Editorial

El país bajo la lupa haitiana

Un Observatorio de Migración y Tráfico Transfronterizo ha sido creado en Haití para notificar, documentar y denunciar los casos de trata de personas en la frontera con nuestro país.

En apariencias, se presenta como una iniciativa noble, humanística y plausible, inspirada en la defensa de los derechos de los migrantes haitianos, lo que no tiene, per se, nada de objetable.

Si esa fuese la intención real, podría ser vista como un excelente radar para detectar a los responsables que desde Haití mueven los hilos del tráfico ilegal de personas y de contrabandos de todo género.

Son los famosos “coyotes” que, en su lucrativo pero inhumano negocio, actúan con la complicidad de militares y civiles que trabajan en la frontera para facilitar su ingreso ilegal al país.

El negocio es tan floreciente que, mes por mes, las autoridades dominicanas tienen que devolver a Haití a millares de los intrusos. Y pese a todo, reinciden en sus tentativas.

Se dice que el observatorio instalará “observadores” a lo largo de la línea fronteriza para “observar los hechos, documentar los casos de trata y analizar los datos para evaluar la aplicación de los instrumentos internacionales de derechos humanos”.

En pocas palabras, para denunciar los casos ante organismos internacionales y reclamar las debidas sanciones, tratándose de un crimen de lesa humanidad que, de seguro, descargarán contra dominicanos, no sobre los “coyotes” haitianos.

Lo previsible es que tal observatorio no “observará” ni documentará el tráfico creciente, también pagado, de miles de haitianas que vienen a parir gratis en los hospitales dominicanos, ni los burdos intentos de miles de ciudadanos de ese país que violan las leyes migratorias dominicanas, cruzando sin papeles hacia este lado.

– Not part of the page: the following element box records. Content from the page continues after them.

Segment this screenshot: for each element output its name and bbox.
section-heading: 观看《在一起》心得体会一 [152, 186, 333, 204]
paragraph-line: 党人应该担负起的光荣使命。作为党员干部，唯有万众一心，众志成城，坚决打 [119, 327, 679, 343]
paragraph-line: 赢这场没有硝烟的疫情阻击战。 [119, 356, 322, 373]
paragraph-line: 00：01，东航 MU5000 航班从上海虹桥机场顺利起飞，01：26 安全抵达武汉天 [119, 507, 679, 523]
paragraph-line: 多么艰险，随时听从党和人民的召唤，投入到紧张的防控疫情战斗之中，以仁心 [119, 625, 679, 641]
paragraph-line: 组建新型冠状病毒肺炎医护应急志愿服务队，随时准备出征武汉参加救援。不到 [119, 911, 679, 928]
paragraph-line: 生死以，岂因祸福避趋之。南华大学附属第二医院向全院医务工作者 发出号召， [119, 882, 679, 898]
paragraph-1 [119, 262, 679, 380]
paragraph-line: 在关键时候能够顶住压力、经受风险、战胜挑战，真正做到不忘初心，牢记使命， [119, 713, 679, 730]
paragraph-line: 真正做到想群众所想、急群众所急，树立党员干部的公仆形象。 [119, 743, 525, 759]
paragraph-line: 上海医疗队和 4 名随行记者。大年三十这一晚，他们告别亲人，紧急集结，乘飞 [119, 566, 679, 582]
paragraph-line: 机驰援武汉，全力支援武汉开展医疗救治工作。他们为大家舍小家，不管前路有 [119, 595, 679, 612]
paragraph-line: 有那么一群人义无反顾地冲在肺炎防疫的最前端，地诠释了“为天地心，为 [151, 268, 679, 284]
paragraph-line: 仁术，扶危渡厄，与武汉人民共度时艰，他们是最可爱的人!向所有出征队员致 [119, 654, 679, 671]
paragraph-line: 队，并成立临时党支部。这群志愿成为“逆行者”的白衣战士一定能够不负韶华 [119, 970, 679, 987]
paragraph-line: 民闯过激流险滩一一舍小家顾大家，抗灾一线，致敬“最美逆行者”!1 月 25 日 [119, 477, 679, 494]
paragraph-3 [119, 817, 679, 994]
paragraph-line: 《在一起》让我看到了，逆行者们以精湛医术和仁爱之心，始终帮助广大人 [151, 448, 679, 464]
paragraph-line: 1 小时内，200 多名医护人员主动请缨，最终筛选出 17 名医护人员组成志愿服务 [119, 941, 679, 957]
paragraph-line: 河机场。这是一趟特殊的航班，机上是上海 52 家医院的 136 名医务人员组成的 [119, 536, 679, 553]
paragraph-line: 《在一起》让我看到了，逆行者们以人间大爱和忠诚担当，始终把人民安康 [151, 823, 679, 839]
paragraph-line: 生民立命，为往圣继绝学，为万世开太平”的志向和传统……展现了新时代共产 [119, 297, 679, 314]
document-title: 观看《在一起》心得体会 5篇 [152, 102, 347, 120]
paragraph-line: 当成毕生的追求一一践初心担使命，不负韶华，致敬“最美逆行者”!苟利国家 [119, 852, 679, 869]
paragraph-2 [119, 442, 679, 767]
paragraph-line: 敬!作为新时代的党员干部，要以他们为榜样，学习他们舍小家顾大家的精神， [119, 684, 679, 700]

No puede pasar por alto el Observatorio que en los primeros siete meses de este año, se produjeron casi 40,000 nacimientos de niños haitianos en nuestro país, sin costo alguno para sus madres, migrantes indocumentadas. La caridad dominicana no distingue esa condición. La asume, como no lo hace Haití.

Nos gustaría saber si el nuevo Observatorio se interesará por cuantificar el monto de millones de pesos que el país cubre por esos partos, y si está dispuesto a promover, entre los países que pregonan ser amigos de Haití y las entidades que, tras bambalinas, les dan la cuerda, que compartan parcial o totalmente ese gasto, de manera que el objetivo de proteger los derechos de los migrantes sea auténtico, no sesgado por los recelos y prejuicios de antaño.